JP Morgan Chase and PNC are likely bidders for the ailing lender, which would be seized in receivership and immediately sold to the winning bank. Other companies are likely to step up. Bank America is among several other financial institutions that are weighing a bid for First Republic. If regulators led by the FDIC receive an acceptable offer by Sunday, it is then possible that a First Republic owner could be announced early Monday. That scenario would create the least disruption for First Republic customers, who would start the week knowing their bank was now owned by a financially-stable operator.
First Republic Bank Stock Price
Source: Google Finance
First Republic’s shareholders would be wiped out as a consequence of the government’s takeover-and-sale plan. It is not clear whether the government will guarantee all First Republic deposits, including those above the $ 250,000-per-account federal limit, as it did for the two banks that failed last month. The First Republic auction ends a tumultuous period for midsized U.S. banks. Since the failure of Silicon Valley Bank in March, attention has turned to First Republic as the weakest link in the American banking system. Shares of the bank sank 90% last month and then collapsed further this week after First Republic disclosed how dire its situation is.
While the emergency takeovers of SVB and Signature Bank both involved invoking a systemic risk exception to protect uninsured depositors from losses, that probably won’t be necessary for First Republic Bank’s Receivership.
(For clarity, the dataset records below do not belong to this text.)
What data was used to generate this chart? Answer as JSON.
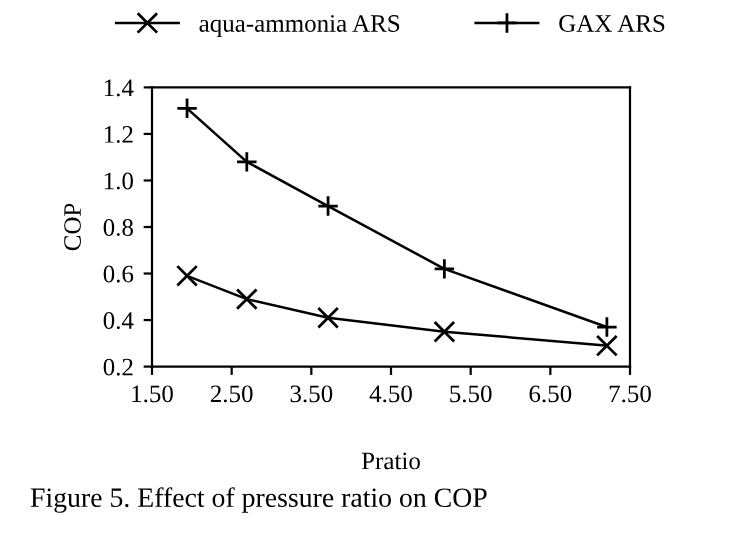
{
  "chart_data": {
    "type": "line",
    "xlabel": "Pratio",
    "ylabel": "COP",
    "series": [
      {
        "name": "aqua-ammonia ARS",
        "color": "#000000",
        "marker": "cross",
        "x": [
          1.94,
          2.69,
          3.71,
          5.17,
          7.21
        ],
        "values": [
          0.59,
          0.49,
          0.41,
          0.35,
          0.29
        ]
      },
      {
        "name": "GAX ARS",
        "color": "#000000",
        "marker": "plus",
        "x": [
          1.94,
          2.69,
          3.71,
          5.17,
          7.21
        ],
        "values": [
          1.31,
          1.08,
          0.89,
          0.62,
          0.37
        ]
      }
    ],
    "xlim": [
      1.5,
      7.5
    ],
    "xticks": [
      {
        "value": 1.5,
        "label": "1.50"
      },
      {
        "value": 2.5,
        "label": "2.50"
      },
      {
        "value": 3.5,
        "label": "3.50"
      },
      {
        "value": 4.5,
        "label": "4.50"
      },
      {
        "value": 5.5,
        "label": "5.50"
      },
      {
        "value": 6.5,
        "label": "6.50"
      },
      {
        "value": 7.5,
        "label": "7.50"
      }
    ],
    "ylim": [
      0.2,
      1.4
    ],
    "yticks": [
      0.2,
      {
        "value": 0.4,
        "label": "0.4"
      },
      {
        "value": 0.6,
        "label": "0.6"
      },
      {
        "value": 0.8,
        "label": "0.8"
      },
      {
        "value": 1.0,
        "label": "1.0"
      },
      {
        "value": 1.2,
        "label": "1.2"
      },
      1.4
    ],
    "grid": false,
    "legend": "top",
    "line_style": "solid",
    "annotations": [
      "Figure 5. Effect of pressure ratio on COP"
    ]
  }
}
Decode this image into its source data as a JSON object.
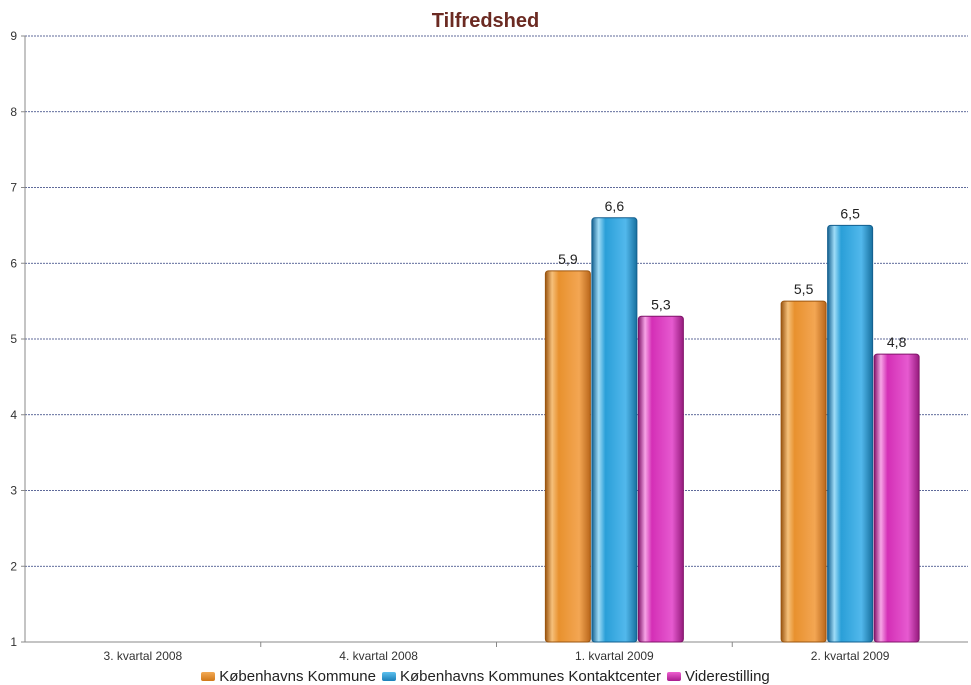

The reason is that the new owner would presumably be able to handle deposit outflows; in the case of SVB’s receivership, it took two full weeks to announce a deal. The big banks will keep getting bigger as the small and mid-size banks are still being weeded out.
First Republic would be the third U.S. bank to fail since March 10, when SVB collapsed, igniting fears of broader financial distress. Since last month’s dramatic events, Treasury Secretary Janet Yellen and Federal Reserve Chair Jerome Powell have repeatedly said the nation’s banks are sound. First Republic Bank is not the last bank to fail. We can, and maybe, should expect more bank failures to occur. The anticipated recession may be triggered by the ongoing banking turmoil.